By Luke Miller
Nature usually has things well in hand. But every so often she needs some help. Case in point: pruning.
Trees don’t always grow the way we want them to. Some species form multiple stems, which are inherently weak. Others start out just fine but develop problems after injury caused by people, animals, or wicked weather.
This sugar maple lost its top after a dry spell. When I cut the trunk back to live wood, the maple responded by growing multiple leaders. This is what happens when deer browse a tree, too.
When there’s more than one leader, things don’t usually work out well. It was true in ancient Rome. (Reference the intrigue surrounding the emperors when more than one wanted the crown.) And it certainly is true in the arboreal kingdom.
The solution was simple: Remove one of the leaders. In this case I removed the weaker stem and kept the straighter, more vigorous one. (Note that I cut off this weak branch on an angle rather than straight down. This results in a smaller wound that seals more quickly.) Although it looks strange now, the oddly shaped trunk will even itself out as it matures. More important, a large, single-stem tree is less prone to storm damage.
Another potential hazard: when a tree develops a v-shape crotch. The narrower the angle, the weaker the branch. That’s not much of a problem on trees with a mature height under 30 ft, but it can be a safety hazard on larger specimens. Think of it this way: A snip of the loppers now could save a call to a chainsaw-wielding arborist in 20 years.
Pruning is really about looking into the future. This small oak has an abundance of branches. Too many, in fact. There simply won’t be enough room for all of them to develop into limbs. So I snipped off a few stems to make room for future growth. In this case, I retained branches on all sides of the tree, making sure they’re connected to the trunk at various levels rather than one.
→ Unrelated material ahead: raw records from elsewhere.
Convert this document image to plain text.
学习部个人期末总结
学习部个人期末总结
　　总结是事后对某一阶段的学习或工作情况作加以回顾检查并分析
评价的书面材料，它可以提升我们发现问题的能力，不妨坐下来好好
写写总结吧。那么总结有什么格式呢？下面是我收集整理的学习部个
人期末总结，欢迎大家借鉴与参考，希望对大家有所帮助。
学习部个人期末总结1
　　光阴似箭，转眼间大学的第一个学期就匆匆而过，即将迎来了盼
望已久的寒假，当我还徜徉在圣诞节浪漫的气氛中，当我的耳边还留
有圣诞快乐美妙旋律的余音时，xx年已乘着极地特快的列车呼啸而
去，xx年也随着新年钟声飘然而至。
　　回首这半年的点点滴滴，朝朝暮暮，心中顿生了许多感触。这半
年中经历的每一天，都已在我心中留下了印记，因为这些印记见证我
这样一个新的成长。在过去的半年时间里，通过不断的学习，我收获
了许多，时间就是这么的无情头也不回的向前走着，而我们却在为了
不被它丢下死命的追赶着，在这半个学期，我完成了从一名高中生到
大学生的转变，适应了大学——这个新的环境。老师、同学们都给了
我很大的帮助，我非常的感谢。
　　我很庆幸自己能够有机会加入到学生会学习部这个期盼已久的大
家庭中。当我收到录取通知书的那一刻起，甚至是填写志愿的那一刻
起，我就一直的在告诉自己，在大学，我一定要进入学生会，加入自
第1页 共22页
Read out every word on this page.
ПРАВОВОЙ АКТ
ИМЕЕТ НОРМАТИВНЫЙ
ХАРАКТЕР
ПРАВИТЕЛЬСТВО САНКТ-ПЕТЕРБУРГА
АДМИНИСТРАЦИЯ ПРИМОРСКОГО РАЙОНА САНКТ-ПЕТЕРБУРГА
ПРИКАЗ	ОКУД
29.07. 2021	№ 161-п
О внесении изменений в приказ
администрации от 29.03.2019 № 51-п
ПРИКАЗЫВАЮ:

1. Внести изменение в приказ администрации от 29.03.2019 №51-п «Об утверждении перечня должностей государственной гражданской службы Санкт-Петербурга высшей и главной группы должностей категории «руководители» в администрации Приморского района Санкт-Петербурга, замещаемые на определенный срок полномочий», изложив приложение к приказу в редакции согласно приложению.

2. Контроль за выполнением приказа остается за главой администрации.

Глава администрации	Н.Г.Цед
This way the tree will be stronger and better balanced visually.
Note: to lessen the chance of beetles spreading oak wilt disease, avoid pruning oaks from April to August, when beetles are most active. Pruning in late winter is best.
What about multistem trees like this amur maple? It looks more like a shrub than a tree—and that’s as nature intended. Since it tops out at about 25 feet, the multiple stems aren’t likely to cause problems.
However, the structure looks messy because branches are going every which way. Crossing branches tend to rub against each other, leaving wounds that can become entry points for pests and diseases.
I removed the crossing branches and opened up the canopy. It looks better, allows in more sunlight, and keeps the branches from rubbing. All in all the maple will be happier and healthier in the long run.